Le 10 mai 2001, S.E. M. H. ABOUYOUB a évoqué les difficultés rencontrées aujourd'hui par ce projet mythique de l'euro-méditérranée, mais aussi les espoirs et propositions marocains pour sortir de l'impasse actuelle, en s'appuyant notamment sur la qualité des relations bilatérales franco-marocaines.

 

Hassan ABOUYOUB

Ambassadeur du Maroc

   

    Les ministres des Affaires Etrangères du forum méditerranéen se réunissent en ce moment même à Tanger pour tenter de sortir ce processus de l'enlisement. La France et le Maroc, qui entretiennent des relations particulières, pourraient apporter une dynamique à ce projet.

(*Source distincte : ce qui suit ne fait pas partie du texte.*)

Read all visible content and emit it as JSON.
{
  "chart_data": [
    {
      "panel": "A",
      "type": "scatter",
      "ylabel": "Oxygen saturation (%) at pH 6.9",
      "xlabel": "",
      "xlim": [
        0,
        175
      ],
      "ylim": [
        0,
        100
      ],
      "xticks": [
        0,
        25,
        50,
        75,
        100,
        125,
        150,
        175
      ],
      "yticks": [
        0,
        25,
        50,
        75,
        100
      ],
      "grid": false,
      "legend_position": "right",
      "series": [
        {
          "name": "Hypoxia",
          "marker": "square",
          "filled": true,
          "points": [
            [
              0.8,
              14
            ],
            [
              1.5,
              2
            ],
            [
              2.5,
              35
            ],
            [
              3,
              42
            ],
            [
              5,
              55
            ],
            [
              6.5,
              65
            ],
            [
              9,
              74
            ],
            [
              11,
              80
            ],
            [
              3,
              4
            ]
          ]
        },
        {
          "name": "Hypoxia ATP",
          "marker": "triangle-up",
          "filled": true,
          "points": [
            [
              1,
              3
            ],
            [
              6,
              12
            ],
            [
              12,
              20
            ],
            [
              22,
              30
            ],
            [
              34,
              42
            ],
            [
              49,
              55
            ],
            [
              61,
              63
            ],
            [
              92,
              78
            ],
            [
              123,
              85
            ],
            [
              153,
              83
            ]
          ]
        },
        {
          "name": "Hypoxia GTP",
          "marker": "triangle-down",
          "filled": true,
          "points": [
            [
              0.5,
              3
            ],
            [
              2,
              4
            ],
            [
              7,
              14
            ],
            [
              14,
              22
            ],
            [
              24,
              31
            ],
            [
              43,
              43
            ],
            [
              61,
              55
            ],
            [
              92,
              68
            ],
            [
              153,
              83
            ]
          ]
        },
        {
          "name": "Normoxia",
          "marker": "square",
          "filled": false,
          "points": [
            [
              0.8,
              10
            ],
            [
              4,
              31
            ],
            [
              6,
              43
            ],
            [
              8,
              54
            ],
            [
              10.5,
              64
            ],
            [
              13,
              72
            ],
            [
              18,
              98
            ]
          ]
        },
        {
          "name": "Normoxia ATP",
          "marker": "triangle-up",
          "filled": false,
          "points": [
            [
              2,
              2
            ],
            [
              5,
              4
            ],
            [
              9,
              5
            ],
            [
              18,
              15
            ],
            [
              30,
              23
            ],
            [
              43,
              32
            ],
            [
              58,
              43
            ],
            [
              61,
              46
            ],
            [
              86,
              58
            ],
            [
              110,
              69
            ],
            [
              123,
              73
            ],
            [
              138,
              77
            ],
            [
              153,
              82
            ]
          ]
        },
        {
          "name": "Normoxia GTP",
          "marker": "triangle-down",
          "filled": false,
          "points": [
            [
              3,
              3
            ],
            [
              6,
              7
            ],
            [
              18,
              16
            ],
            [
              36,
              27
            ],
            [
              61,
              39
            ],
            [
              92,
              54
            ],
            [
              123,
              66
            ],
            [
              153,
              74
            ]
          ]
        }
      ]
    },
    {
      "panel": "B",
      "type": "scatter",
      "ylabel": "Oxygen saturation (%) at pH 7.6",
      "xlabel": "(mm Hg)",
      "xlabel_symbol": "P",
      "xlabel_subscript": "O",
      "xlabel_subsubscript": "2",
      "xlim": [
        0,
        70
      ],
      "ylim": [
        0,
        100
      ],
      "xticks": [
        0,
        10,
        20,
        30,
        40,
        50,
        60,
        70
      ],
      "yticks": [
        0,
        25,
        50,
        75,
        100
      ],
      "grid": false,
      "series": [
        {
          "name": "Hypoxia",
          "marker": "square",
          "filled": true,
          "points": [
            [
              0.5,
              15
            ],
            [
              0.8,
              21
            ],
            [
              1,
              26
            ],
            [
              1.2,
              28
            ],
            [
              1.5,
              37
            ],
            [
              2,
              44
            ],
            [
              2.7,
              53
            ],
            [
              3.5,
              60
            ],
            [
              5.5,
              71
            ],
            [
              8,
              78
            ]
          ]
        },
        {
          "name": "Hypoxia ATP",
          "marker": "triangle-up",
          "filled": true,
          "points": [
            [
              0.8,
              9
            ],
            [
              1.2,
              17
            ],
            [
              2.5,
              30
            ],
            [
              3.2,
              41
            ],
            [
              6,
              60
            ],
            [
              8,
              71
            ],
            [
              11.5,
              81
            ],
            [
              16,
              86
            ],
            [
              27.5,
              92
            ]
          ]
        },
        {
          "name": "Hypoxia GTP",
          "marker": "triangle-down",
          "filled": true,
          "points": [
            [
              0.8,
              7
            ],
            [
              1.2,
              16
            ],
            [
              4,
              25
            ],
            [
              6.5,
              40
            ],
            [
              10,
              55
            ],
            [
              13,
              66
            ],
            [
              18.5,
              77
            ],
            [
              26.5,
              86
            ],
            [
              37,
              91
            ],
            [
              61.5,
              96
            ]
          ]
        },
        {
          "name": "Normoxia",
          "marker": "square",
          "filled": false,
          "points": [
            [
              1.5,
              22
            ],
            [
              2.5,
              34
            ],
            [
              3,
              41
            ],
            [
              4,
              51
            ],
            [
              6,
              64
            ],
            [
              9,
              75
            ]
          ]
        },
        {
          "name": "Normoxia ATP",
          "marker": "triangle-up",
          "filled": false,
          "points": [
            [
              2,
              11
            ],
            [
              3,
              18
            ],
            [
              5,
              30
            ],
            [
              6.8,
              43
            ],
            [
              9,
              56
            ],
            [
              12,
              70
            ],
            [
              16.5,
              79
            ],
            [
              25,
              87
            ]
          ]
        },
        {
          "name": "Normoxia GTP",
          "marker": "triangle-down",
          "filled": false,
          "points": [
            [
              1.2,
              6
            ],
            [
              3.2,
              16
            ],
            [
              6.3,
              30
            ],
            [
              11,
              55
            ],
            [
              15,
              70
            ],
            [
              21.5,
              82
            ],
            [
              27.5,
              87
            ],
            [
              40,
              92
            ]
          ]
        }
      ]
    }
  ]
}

Pourquoi ce qui fonctionne au niveau bilatéral ne fonctionne plus dès lors qu'il est vu sous un angle global et dans un processus inter-régional ?

 

Les raisons historiques de l'enlisement

Si les crises et les conflits, notamment celui du Moyen-Orient, ont toujours été et restent une hypothèque, les raisons de l'enlisement tiennent davantage à la construction même de la politique méditerranéenne de l'Europe et à la politique européenne des pays du Sud.

L'Europe des Six a mené, au départ, vis-à-vis des pays du Sud, une politique de continuation des relations économiques et surtout commerciales, entamées pendant

la période coloniale. Ce système a prévalu, jusqu'à ce que l'Espagne et le Portugal commencent à jouer pleinement leur rôle de partenaires au sein de l'Union. Le besoin d'une autre relation avec le sud de la méditerranée est alors apparu, notamment en vue de rééquilibrer des relations extérieures essentiellement tournées vers l'Est.

Cependant, les programmes de coopération européens avec des pays comme le Maroc et la Syrie, ont entraîné des crises entre le Parlement européen et la Commission. Les députés européens ont, en effet, pour la première fois, introduit une conditionnalité reposant sur le respect des standards des droits de l'homme et de la démocratie - discutable sur le plan de la légalité et des fondements - afin de rejeter des protocoles financiers.

Redoutant donc une dérive du législatif européen à propos du projet méditerranéen, l'Union européenne a créé les accords d'association "d'Euro-méditerranée". Ce concept, initié lors du sommet de Lisbonne, favorise un modèle de libre-échange. Le Maroc s'est illustré comme l'un des pays pionniers dans la réalisation de ces accords.

Les conditions des accords d'association

    L'origine de l'enlisement réside dans la façon avec laquelle nous avons construit ces accords d'association, ceux-ci reposant sur un certain nombre de conditions.

La première condition est politique. Il s'agit du respect des droits de l'Homme et d'un souci de fidélité au modèle occidental d'organisation sociale. Or, nous ne pouvons tous facilement satisfaire à ces normes.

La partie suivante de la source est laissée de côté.